Determined to follow the thread, Madison and 19 family members—whose research documents a family lineage in China dating as far back as 1006 B.C.—travel en masse to Shenzhen and Guangzhou, making a pilgrimage to the places Samuel Lowe had lived. Madison and her family end the trip with a touching gathering that included 300 of her grandfather’s Chinese descendants.

The alumna with cousin Kim Yuet Lau.
The alumna with cousin Kim Yuet Lau.

Madison is typically stoic with a no-nonsense demeanor that suggests a woman with limited vulnerabilities, but for much of the film, she cries. “I subtitled this movie, ‘Paula weeps her way around the world,’” Madison jokes. “Most of the time when I was talking about this, I was crying. I knew it was going to be an emotional journey.”

Madison says that when she began tracking her family lineage, she realized that her background—from studying history and black studies at Vassar to becoming chief diversity officer at NBC—had been preparation all along. “Being a child of a half-Chinese mother in Harlem probably led to my being a diversity leader,” Madison says. “I have always asked ‘Where are the people who look like me?’ I have always been aware of representation.” She says the research and investigative skills she gained working as a journalist helped, too—at least one fellow journalist has called Finding Samuel Lowe “the greatest story of [Madison’s] life.”

Completed last year, the documentary is currently showing at film festivals around the world. It will ultimately be televised on the Africa Channel. The companion book of the same name, scheduled for publication in 2015, goes deeper into what she discovered about her grandfather’s life.

Madison talks about the film during a press conference.
Madison talks about the film during a press conference.

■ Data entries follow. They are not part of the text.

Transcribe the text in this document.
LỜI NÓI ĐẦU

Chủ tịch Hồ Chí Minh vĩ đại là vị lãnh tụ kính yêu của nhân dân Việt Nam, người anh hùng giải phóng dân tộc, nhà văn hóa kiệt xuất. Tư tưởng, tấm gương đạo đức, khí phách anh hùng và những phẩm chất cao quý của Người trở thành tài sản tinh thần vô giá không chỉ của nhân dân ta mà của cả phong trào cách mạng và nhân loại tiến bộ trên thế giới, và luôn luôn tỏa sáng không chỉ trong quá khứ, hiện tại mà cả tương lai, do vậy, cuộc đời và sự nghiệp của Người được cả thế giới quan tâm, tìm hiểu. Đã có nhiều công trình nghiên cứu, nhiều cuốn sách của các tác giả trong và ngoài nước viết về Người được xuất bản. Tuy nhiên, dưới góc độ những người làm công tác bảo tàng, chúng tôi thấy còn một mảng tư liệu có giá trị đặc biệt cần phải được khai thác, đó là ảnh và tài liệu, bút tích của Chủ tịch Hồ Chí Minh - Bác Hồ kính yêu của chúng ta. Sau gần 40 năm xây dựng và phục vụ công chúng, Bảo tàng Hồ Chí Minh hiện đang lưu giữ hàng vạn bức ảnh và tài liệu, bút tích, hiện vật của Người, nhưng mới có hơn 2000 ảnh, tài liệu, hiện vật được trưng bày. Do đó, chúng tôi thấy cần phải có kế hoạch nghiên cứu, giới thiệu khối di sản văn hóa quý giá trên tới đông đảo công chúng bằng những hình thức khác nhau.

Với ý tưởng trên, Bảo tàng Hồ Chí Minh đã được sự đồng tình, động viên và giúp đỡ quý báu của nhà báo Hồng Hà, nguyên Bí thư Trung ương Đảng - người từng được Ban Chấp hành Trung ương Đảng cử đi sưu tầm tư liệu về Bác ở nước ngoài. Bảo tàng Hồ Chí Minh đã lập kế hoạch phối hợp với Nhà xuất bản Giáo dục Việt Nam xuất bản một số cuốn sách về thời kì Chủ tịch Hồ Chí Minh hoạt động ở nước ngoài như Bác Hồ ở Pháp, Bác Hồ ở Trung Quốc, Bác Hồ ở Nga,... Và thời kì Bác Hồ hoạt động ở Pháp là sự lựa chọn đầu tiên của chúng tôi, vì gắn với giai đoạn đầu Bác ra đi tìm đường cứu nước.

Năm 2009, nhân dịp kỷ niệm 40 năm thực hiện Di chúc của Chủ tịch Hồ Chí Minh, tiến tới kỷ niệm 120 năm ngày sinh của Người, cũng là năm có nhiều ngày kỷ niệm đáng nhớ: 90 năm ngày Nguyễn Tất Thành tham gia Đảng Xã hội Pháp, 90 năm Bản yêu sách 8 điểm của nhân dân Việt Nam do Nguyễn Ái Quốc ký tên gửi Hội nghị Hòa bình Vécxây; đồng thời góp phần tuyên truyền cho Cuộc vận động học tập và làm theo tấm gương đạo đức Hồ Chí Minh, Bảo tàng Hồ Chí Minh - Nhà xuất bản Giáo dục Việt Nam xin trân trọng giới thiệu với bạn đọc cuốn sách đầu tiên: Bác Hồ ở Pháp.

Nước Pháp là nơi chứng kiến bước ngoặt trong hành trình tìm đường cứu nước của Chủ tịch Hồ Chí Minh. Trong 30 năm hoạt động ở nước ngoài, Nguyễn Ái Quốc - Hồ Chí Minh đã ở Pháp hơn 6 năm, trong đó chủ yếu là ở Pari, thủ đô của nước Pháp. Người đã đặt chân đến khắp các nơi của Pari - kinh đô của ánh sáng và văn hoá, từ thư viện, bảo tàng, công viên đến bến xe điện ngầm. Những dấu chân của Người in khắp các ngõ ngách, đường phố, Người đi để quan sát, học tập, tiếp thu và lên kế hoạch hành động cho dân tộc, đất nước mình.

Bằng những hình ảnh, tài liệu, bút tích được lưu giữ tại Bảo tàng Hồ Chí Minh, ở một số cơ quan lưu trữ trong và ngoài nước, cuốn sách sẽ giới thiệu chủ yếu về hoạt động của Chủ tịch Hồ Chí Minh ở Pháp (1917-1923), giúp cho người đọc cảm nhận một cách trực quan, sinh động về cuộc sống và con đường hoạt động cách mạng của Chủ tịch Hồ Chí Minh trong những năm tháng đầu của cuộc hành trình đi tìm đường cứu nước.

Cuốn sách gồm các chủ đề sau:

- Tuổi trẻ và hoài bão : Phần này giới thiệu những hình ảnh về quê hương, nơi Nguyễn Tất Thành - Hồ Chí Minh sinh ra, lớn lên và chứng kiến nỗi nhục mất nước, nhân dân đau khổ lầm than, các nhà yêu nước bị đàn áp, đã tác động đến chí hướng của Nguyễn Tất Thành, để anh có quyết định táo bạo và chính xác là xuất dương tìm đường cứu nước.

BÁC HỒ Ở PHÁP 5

Madison hopes that individuals from the African diaspora, in particular, will find aspects of themselves and their stories in her journey and exploration. “We have been taught to believe that we’re the bottom of the bottom,” Madison says. She wants people to know that, in spite of what we have been taught, she found that her family around the world embraced her beyond that notion of inferiority. In fact, she found the opposite—when her uncle named her in the family tradition, the literal translation of the Chinese name was “beauty.”

Madison’s family continues to strengthen ties to their kin. A number of her Chinese cousins have attended film screenings, coming from as far away as London and Australia. In April of 2013, a group of Samuel Lowe’s grandchildren in China, the U.K., the U.S., Canada, Australia, and Jamaica continued the family’s entrepreneurial tradition: They joined forces to form a multinational company that exports Napa Valley wine and Maine lobsters to China.

There is a universal resonance to her story, since in America—a land of immigrants—many families have ties in other countries. “People who have seen the film who may be European, they sob and cry, too, because it reminds them of their ancestors,” Madison says. “Finding Samuel Lowe is a story of loss, and discovery, and love. And those themes run deep regardless of where one comes from.”

Joshunda Sanders ’00 is a writer based in Washington, DC.